Para-aminosalicylic acid (PAS) is still used for extensively- or multidrug- resistant tuberculosis (TB) (XDR or MDR). Despite relatively good survival (81% 5-years) when used with streptomycin, current XDR TB mortality using PAS with remaining drugs is poor (30%-90%). We reviewed PAS literature concluding that PAS accompanied by weak drugs should be dosed 20 g daily; intolerance did not increase with once daily-dosing. Early bactericidal activity studies found PAS moderately bactericidal. We studied pharmacokinetics and tolerance over 8-days post-administration of granular slow-release PAS (PASER) 8 g once daily or 2x4 g in 32 patients with MDR or XDR TB using a randomized, two-period, cross-over design; NAT1 and NAT2 genotypes were determined and tolerability assessed by visual-analog scales. Median Cmax following PAS once daily and twice daily was 80 and 61 μg/mL and AUC0-12 652 and 428 μg.h/mL respectively (p<0.001 for both comparisons).
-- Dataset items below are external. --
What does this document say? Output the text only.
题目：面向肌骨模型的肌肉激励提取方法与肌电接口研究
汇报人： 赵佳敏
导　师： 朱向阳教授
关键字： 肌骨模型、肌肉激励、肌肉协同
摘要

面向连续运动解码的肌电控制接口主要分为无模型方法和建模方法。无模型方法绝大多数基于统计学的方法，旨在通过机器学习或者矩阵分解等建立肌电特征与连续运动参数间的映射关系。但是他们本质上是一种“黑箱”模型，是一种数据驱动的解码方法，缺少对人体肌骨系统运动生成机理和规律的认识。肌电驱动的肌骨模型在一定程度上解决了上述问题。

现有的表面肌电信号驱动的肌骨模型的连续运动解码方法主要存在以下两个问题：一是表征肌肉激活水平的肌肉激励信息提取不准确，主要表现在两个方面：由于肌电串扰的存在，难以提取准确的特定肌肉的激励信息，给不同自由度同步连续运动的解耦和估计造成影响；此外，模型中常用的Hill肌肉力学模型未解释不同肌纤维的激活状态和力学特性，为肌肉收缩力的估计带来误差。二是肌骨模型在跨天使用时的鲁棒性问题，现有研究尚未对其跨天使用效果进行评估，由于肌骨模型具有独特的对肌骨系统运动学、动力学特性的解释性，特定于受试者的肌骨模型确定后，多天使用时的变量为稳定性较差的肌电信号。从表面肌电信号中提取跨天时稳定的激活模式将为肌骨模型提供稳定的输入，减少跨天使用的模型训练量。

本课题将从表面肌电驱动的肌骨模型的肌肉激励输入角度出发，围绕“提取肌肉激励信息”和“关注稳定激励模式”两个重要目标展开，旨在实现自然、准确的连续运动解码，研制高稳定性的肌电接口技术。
The commonest NAT1 genotype was *4/*10 found in 45% of patients. The *14A allele was present in two patients (6.3%) and NAT1*3 in one patient all three had higher PAS Cmax (p=0.007). Intolerance was similar between regimens; VAS scores for intolerance were low and more than 50% of scores were 0. Neither Cmax nor AUC was associated with intolerance; occurrence of intolerance differed little between regimens. Women had higher Cmax (p=0.003), but less intolerance. PAS could be dosed once daily without increased intolerance; this might improve efficacy. The slow acetylator status of NAT1*4/*10 genotypes is confirmed and for the first time the NAT1*3 allele associated with high PAS concentrations.